The Gene Transfer Laboratory aims to investigate neuronal death mechanisms and test therapeutics, with a focus on mitochondrial diseases. We have three ongoing projects related to neurodegenerative disorders caused by mitochondrial gene mutations.

The first project aims to understand the causes and develop potential treatments for Leber hereditary optic neuropathy (LHON), the most common primary mitochondrial genetic disorder. Our lab, led by the late John Guy, M.D., a professor of ophthalmology at Bascom Palmer, has pioneered a novel technology to introduce DNA directly into mitochondria in vitro and in vivo. This technique enables us to restore respiratory function in LHON-mutated cells, create LHON animal models, and test therapeutic strategies.

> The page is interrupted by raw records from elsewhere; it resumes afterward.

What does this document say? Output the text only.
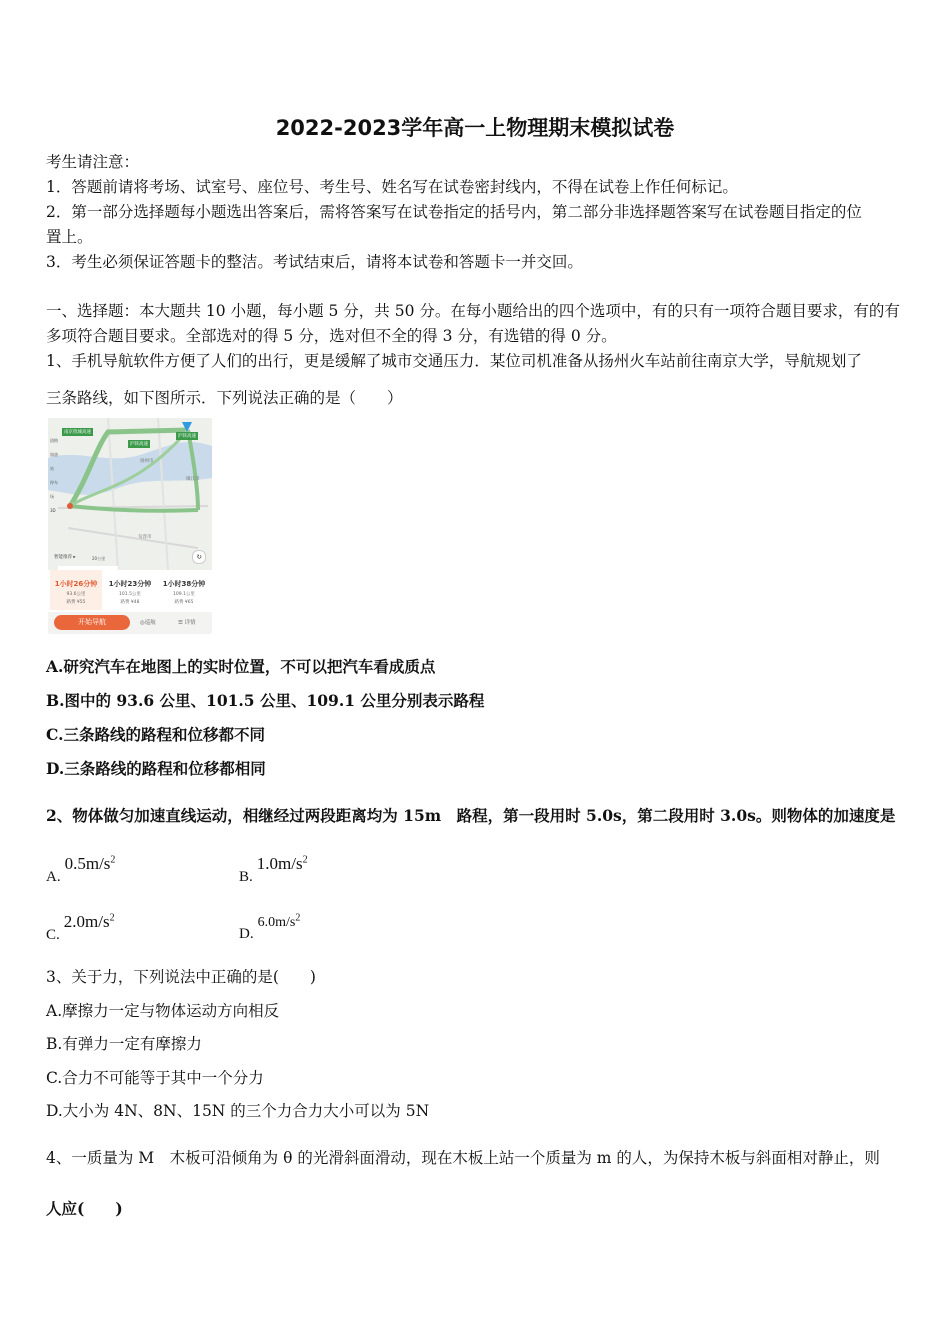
2022-2023学年高一上物理期末模拟试卷
考生请注意：
1．答题前请将考场、试室号、座位号、考生号、姓名写在试卷密封线内，不得在试卷上作任何标记。
2．第一部分选择题每小题选出答案后，需将答案写在试卷指定的括号内，第二部分非选择题答案写在试卷题目指定的位
置上。
3．考生必须保证答题卡的整洁。考试结束后，请将本试卷和答题卡一并交回。
一、选择题：本大题共 10 小题，每小题 5 分，共 50 分。在每小题给出的四个选项中，有的只有一项符合题目要求，有的有
多项符合题目要求。全部选对的得 5 分，选对但不全的得 3 分，有选错的得 0 分。
1、手机导航软件方便了人们的出行，更是缓解了城市交通压力．某位司机准备从扬州火车站前往南京大学，导航规划了
三条路线，如下图所示．下列说法正确的是（　　）
团购
加油站
停车场
3D
南京绕城高速
沪陕高速
沪陕高速
扬州市
镇江市
句容市
智能推荐 ▸	20公里	↻
1小时26分钟
93.6公里
路费 ¥55
1小时23分钟
101.5公里
路费 ¥48
1小时38分钟
109.1公里
路费 ¥65
开始导航	◎巡航	☰ 详情
A.研究汽车在地图上的实时位置，不可以把汽车看成质点
B.图中的 93.6 公里、101.5 公里、109.1 公里分别表示路程
C.三条路线的路程和位移都不同
D.三条路线的路程和位移都相同
2、物体做匀加速直线运动，相继经过两段距离均为 15m　路程，第一段用时 5.0s，第二段用时 3.0s。则物体的加速度是
$A.0.5m/s^2$
$B.1.0m/s^2$
$C.2.0m/s^2$
$D.6.0m/s^2$
3、关于力，下列说法中正确的是(　　)
A.摩擦力一定与物体运动方向相反
B.有弹力一定有摩擦力
C.合力不可能等于其中一个分力
D.大小为 4N、8N、15N 的三个力合力大小可以为 5N
4、一质量为 M　木板可沿倾角为 θ 的光滑斜面滑动，现在木板上站一个质量为 m 的人，为保持木板与斜面相对静止，则
人应(　　)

The second project focuses on developing clinically relevant approaches for treating Maternally Inherited Leigh Syndrome (MILS) and Neurogenic Ataxia and Retinitis Pigmentosa (NARP), two devastating neurologic diseases that often result in death and blindness among children and young adults. Using our mito-targeting technology, we aim to create an animal model with a mutated mitochondrial gene ATP6 and investigate the potential of re-expressing wildtype ATP6 to reverse the isomorphic phenotype.

In the final project, led by Professors of Ophthalmology Vittorio Porciatti, D.Sc., and Byron L. Lam, M.D., we will conduct pre-clinical studies to explore interventions for LHON. With the utilization of our mito-targeting technology, we will deliver wildtype ND4 directly into mitochondria of LHON mouse models to assess the safety and effective.